Power BI dataflows are an import-only data source when being used from Power BI Desktop. This means that if you’re building a model in Power BI Desktop and are using dataflows as a source, all of the data from the entities you select will be downloaded from Azure and loaded into your data model.
All of it.
To exacerbate the challenge, dataflows – and the CDM folders on which they’re built – do not support query folding, so even if you filter the records in your query, that filter will be applied in Power BI Desktop, not at the sources.
If one of these entities includes very wide records and/or a very large number of records, this can result in a slow and frustrating experience in Power BI Desktop, and in some circumstances can cause the data load to fail. So what can you do?
My preferred approach is to use a pattern I’ve long used when working with other data sources that don’t support DirectQuery or query folding: work with a subset of the data in Power BI Desktop, and then work with the full data set after you publish to the Power BI service.
For dataflows, it looks like this:
Develop and test the dataflows in the Power BI service
Add filters to the too-large dataflow entities’ queries to reduce the number of records in the entities
Refresh the dataflow
Develop the model and reports in Power BI Desktop
Publish the model and reports to the Power BI service
Remove the filters from the filtered dataflow entities
Refresh the dataflow
Refresh the dataset
The dataflows team announced at MBAS in June that the enhanced compute engine currently in preview will be enable DirectQuery access and query folding when using dataflows from Power BI Desktop at some point – but that point is not today. Until then, I hope this quick pattern will help…
 Like large folders full of large files.
 This is typically just the one or two largest entities, not all of them.
How would you decide how big or how small to make each artifact in the lineage, in terms of the amount of transformations taking place inside the artifact? In my case they would only be shared with 2-3 other users.
For instance I could go all out and have every step that would previously take place in a query editor result in a new link in the data lineage chain, but that would probably be overkill.
I agree that “one step per dataflow” would be overkill, but beyond that the answer is largely “it depends.”
The approach I generally take is to break the end to end data preparation down into blocks that look like this:
Staging – getting the source data into the system (in this case dataflow, but could be data mart, data warehouse, data lake, etc.) with zero or minimal transformations
Cleansing – correcting known data quality and format problems from the staged data
Transformation 1 – getting the cleansed data into the shape required for intended downstream purposes
Enrichment – adding data from other sources, which have ideally already gone through steps 1 through 3
Transformation 2 – getting the cleansed and enriched data into the shape required for analysis, typically as dimensions and facts
The final step may also be performed in the queries that are used to create the final tabular model when creating a dataset in Power BI Desktop. If a given dimension is likely to be used in multiple datasets, implement it as a dataflow entity.

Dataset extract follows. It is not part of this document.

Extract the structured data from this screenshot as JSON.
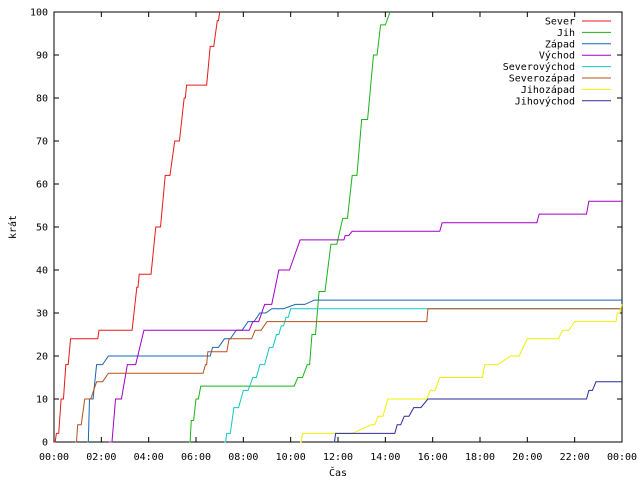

If it isn’t, implement it as a table in your dataset.
These guidelines tend to create a moderate number of easily maintainable entities, but they’re obviously the bare minimum – take what works for you, and discard the rest.
I feel like I’m dating myself with this link, but I definitely recommend looking at the Kimball Group’s techniques for data warehousing and BI: resources link. Ralph Kimball and his amazing team know more about this stuff than I will ever forget (or something like that) and there’s a huge volume of guidance available. Do yourself a favor and check it out.
 I assume there are newer resources out there, but when I was your age it was the Kimball Method or the… synonym for highway that rhymes with method.